Today was one of those days that Max was struggling communication wise. It had started after an intense phone call where the other two were attempting (and failing) at deciphering dutch.
She'd offered to sit next to him if he needed consoling, but he decided to sit further away from the two. Leaving them to figure out what happened.
This had brought the thoughts of even numbers. If they were flying with four of them, Max wouldn't be able to mope alone.
"Do you think it was Jos?" Charles asked. His eyes had been on the Dutch for most of the flight.
"I would assume so given that he was speaking Dutch, and he doesn't do that with many people."
Both sigh. Jos had been on Max's ass about moving up into a championship title. Che was ready to have some words, either him, next time they were together, and Charles was going to start making a point to celebrate every placement in a race.
It didn't take long to get to Max's apartment. It's not the most luxurious, but it's comfortable. He's planning to get something worthy of the three of them after he gets a title.
Max had successfully locked himself away in his bedroom. The other two left to figure out what he needs. Maybe it is just a time thing?
"Is he usually like this after a call with Jos?"
She shrugs her shoulders. "It depends on if he's praising or berating."
"Can we help him?" Charles is eyeing the closed door and her. His brain working out every way to get him to open up.
She smirks. There always one thing that cheered up Max.
~
Max was choking back tears. He felt weak. Like he was never going to he enough.
He felt bad for stomping off the way he did, but he didn't want his partners to see him like this.
He hears the soft rape of knuckles against the door. "Mon Amour? Can we please come in?"
He grunts, but the Monegasque takes it as approval.
Charles peeks his head in. His gentle steps are coming closer to Max. He doesn't look up.
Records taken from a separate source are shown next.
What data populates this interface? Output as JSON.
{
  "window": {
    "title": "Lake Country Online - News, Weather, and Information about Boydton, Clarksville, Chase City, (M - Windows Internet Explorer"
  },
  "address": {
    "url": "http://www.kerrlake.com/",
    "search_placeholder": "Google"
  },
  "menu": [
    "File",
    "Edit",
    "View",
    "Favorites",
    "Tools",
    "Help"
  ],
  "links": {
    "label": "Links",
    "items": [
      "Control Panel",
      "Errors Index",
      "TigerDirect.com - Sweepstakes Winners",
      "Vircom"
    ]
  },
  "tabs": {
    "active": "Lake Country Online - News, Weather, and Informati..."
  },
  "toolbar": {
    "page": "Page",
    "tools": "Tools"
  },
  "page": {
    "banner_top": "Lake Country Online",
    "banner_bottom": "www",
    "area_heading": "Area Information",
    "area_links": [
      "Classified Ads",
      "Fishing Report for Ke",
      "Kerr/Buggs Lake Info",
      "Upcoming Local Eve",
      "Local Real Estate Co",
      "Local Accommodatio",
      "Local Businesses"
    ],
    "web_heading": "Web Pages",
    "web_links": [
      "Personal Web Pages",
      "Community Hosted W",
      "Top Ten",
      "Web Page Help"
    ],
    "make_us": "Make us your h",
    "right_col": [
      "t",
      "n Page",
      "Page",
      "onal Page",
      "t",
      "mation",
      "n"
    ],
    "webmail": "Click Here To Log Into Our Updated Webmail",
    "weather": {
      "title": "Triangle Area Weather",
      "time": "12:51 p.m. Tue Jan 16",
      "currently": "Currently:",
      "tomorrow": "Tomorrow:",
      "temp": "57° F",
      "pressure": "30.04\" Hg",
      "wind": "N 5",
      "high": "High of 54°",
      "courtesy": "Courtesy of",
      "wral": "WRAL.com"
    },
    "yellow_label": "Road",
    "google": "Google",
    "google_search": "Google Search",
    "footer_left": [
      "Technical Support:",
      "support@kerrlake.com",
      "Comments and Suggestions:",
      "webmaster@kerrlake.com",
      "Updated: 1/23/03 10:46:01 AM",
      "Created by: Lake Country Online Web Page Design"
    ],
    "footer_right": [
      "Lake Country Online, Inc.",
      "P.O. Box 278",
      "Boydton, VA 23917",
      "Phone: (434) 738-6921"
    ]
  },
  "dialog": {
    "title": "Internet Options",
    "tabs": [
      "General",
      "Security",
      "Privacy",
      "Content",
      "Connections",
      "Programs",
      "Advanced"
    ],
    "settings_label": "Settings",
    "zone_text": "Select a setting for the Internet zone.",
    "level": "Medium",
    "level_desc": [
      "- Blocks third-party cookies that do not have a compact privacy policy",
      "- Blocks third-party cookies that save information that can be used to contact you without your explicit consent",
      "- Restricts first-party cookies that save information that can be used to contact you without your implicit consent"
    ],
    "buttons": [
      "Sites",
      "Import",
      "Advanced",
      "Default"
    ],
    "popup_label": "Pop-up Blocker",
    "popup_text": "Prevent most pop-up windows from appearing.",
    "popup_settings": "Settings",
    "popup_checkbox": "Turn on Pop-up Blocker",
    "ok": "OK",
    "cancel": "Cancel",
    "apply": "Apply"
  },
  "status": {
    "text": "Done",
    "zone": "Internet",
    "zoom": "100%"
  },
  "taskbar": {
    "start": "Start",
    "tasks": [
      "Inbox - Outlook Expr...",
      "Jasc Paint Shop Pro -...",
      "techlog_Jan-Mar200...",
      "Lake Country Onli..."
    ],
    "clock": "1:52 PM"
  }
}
He just keeps his head buried in his pillow.
Charles doesn't say anything, which he appreciates. Just sits down on the edge and lets Max's body dip towards his. Then he's running his fingers through Max's hair.
It's not long before another set of footsteps are padding into the room. These ones softer then Charles, telling Max it's y/n.
She's successfully moved both Jimmy and Sassy into the room from their hiding spots and is holding his favorite movie. She sneaks in and closes the door behind her.
They spend the next couple of hours lying in bed with the cats and watching their movie.
Max feels himself calming down. They don't talk about anything. Aside from occasionally copying the lines from the movie they've watched far to many time.
It's after that he feels like he can say something. His mind finally grounded back to reality. "I'm sorry for shutting you both out. I was just... agitated, I guess."
The Monegasque has his fingers back in his hair in an instant. "It's okay, you needed space. Do you want to talk about it now?"
The youngest places sassy on his chest as a way to comfort him. Her hands intertwine with his.
"Just frustrated that my dad thinks I'm not trying. He started spouting that I'll never get anywhere at this rate."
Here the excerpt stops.